TAKEN IN
"Don't you remember me?" Ah when someone says that, it's never really a welcoming sign.
Anyway 2021's Take Back is my latest write-up. By definition, the words take back refer to reclaiming possession of something. In the film Take Back, a married couple is trying to reclaim possession of their daughter who is being kidnapped by sex traffickers. Take Back is a shade watchable but it doesn't equal the intensity of the similar Traffik from three years ago. That flick involving the forced labor of women was pretty darn upsetting.

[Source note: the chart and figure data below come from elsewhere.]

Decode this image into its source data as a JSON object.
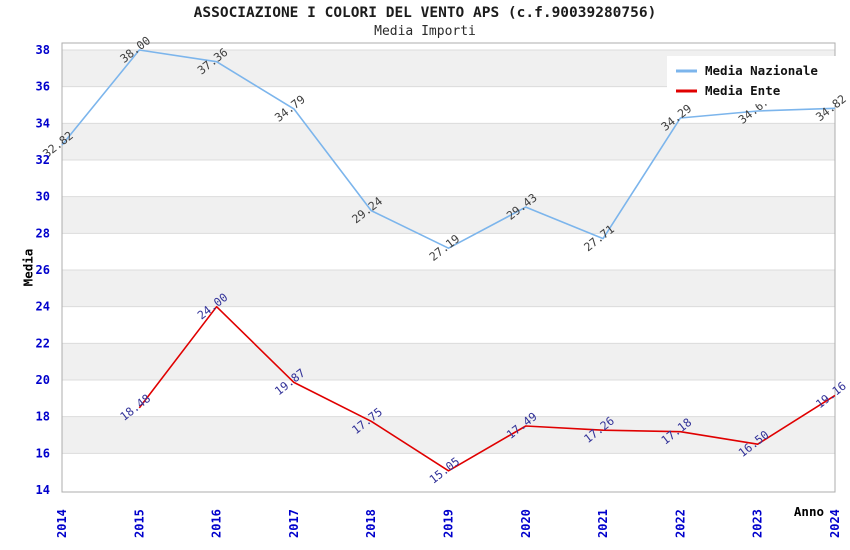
{
  "header": {
    "title": "ASSOCIAZIONE I COLORI DEL VENTO APS (c.f.90039280756)",
    "subtitle": "Media Importi"
  },
  "chart_data": {
    "type": "line",
    "title": "ASSOCIAZIONE I COLORI DEL VENTO APS (c.f.90039280756)",
    "subtitle": "Media Importi",
    "xlabel": "Anno",
    "ylabel": "Media",
    "x": [
      2014,
      2015,
      2016,
      2017,
      2018,
      2019,
      2020,
      2021,
      2022,
      2023,
      2024
    ],
    "series": [
      {
        "name": "Media Nazionale",
        "color": "#7CB5EC",
        "label_color": "#3f3f3f",
        "values": [
          32.82,
          38.0,
          37.36,
          34.79,
          29.24,
          27.19,
          29.43,
          27.71,
          34.29,
          34.67,
          34.82
        ],
        "labels": [
          "32.82",
          "38.00",
          "37.36",
          "34.79",
          "29.24",
          "27.19",
          "29.43",
          "27.71",
          "34.29",
          "34.67",
          "34.82"
        ]
      },
      {
        "name": "Media Ente",
        "color": "#E00000",
        "label_color": "#333399",
        "values": [
          null,
          18.48,
          24.0,
          19.87,
          17.75,
          15.05,
          17.49,
          17.26,
          17.18,
          16.5,
          19.16
        ],
        "labels": [
          "",
          "18.48",
          "24.00",
          "19.87",
          "17.75",
          "15.05",
          "17.49",
          "17.26",
          "17.18",
          "16.50",
          "19.16"
        ]
      }
    ],
    "ylim": [
      14,
      38
    ],
    "yticks": [
      14,
      16,
      18,
      20,
      22,
      24,
      26,
      28,
      30,
      32,
      34,
      36,
      38
    ],
    "grid": true,
    "band_fill": "#f0f0f0",
    "grid_color": "#dcdcdc",
    "border_color": "#adadad",
    "tick_color": "#0000cc",
    "legend_position": "top-right",
    "legend_entries": [
      "Media Nazionale",
      "Media Ente"
    ]
  }
}
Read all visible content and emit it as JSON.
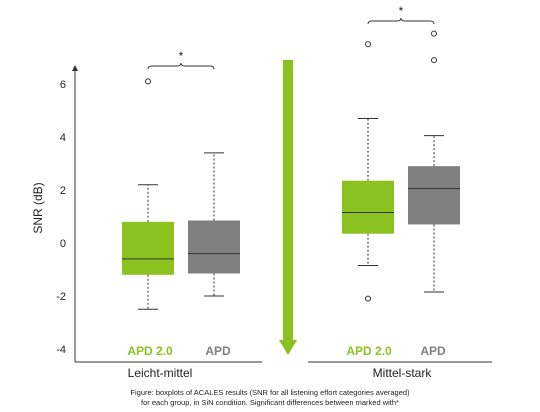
{
  "chart_data": {
    "type": "box",
    "ylabel": "SNR (dB)",
    "ylim": [
      -4,
      7
    ],
    "yticks": [
      -4,
      -2,
      0,
      2,
      4,
      6
    ],
    "groups": [
      {
        "label": "Leicht-mittel",
        "significance": "*",
        "series": [
          {
            "name": "APD 2.0",
            "color": "#8cc21f",
            "whisker_low": -2.5,
            "q1": -1.2,
            "median": -0.6,
            "q3": 0.8,
            "whisker_high": 2.2,
            "outliers": [
              6.1
            ]
          },
          {
            "name": "APD",
            "color": "#808080",
            "whisker_low": -2.0,
            "q1": -1.15,
            "median": -0.4,
            "q3": 0.85,
            "whisker_high": 3.4,
            "outliers": []
          }
        ]
      },
      {
        "label": "Mittel-stark",
        "significance": "*",
        "series": [
          {
            "name": "APD 2.0",
            "color": "#8cc21f",
            "whisker_low": -0.85,
            "q1": 0.35,
            "median": 1.15,
            "q3": 2.35,
            "whisker_high": 4.7,
            "outliers": [
              -2.1,
              7.5
            ]
          },
          {
            "name": "APD",
            "color": "#808080",
            "whisker_low": -1.85,
            "q1": 0.7,
            "median": 2.05,
            "q3": 2.9,
            "whisker_high": 4.05,
            "outliers": [
              6.9,
              7.9
            ]
          }
        ]
      }
    ],
    "arrow_color": "#8cc21f"
  },
  "caption": {
    "line1": "Figure: boxplots of ACALES results (SNR for all listening effort categories averaged)",
    "line2": "for each group, in SiN condition. Significant differences between marked with*"
  }
}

Movie comparisons aside, Take Back is an action/thriller that has a little bit of both. It's a somewhat dangerous pic in which no one really feels safe throughout. There's plenty of hand-to-hand combat, a few remorseless killings, a couple of shootouts, and one proposed ego trip by Mr. Russell Jones (he acts as co-producer, extra, production designer, and art director).
Yeah Take Back moves at decent clip and yeah, the acting is sort of amicable. But as Roger Murtaugh once said in an 80s action relic, the overall outline here is uh, "pretty thin".
Take Back has a lot of brooding characters (with Mickey Rourke acting like well, Mickey Rourke) and everyone pretty much appears mean-spirited and nasty. But the filmmakers obviously didn't do enough research with the concept of captivity in cinema. The script by rookie Zach Zerries is pretty vague as it presents some holes in the so-called trafficking mythos. I mean not that I condone torment but those scenes are so quickly cut you don't know exactly what's going on.
Bottom line: I don't want a "take back" so I'm going with a mixed review. Check out 2018's Traffik (mentioned earlier) if you haven't already. It just goes deeper down the rabbit hole of coercing and abduction. Furthermore, it does so without the inching folly.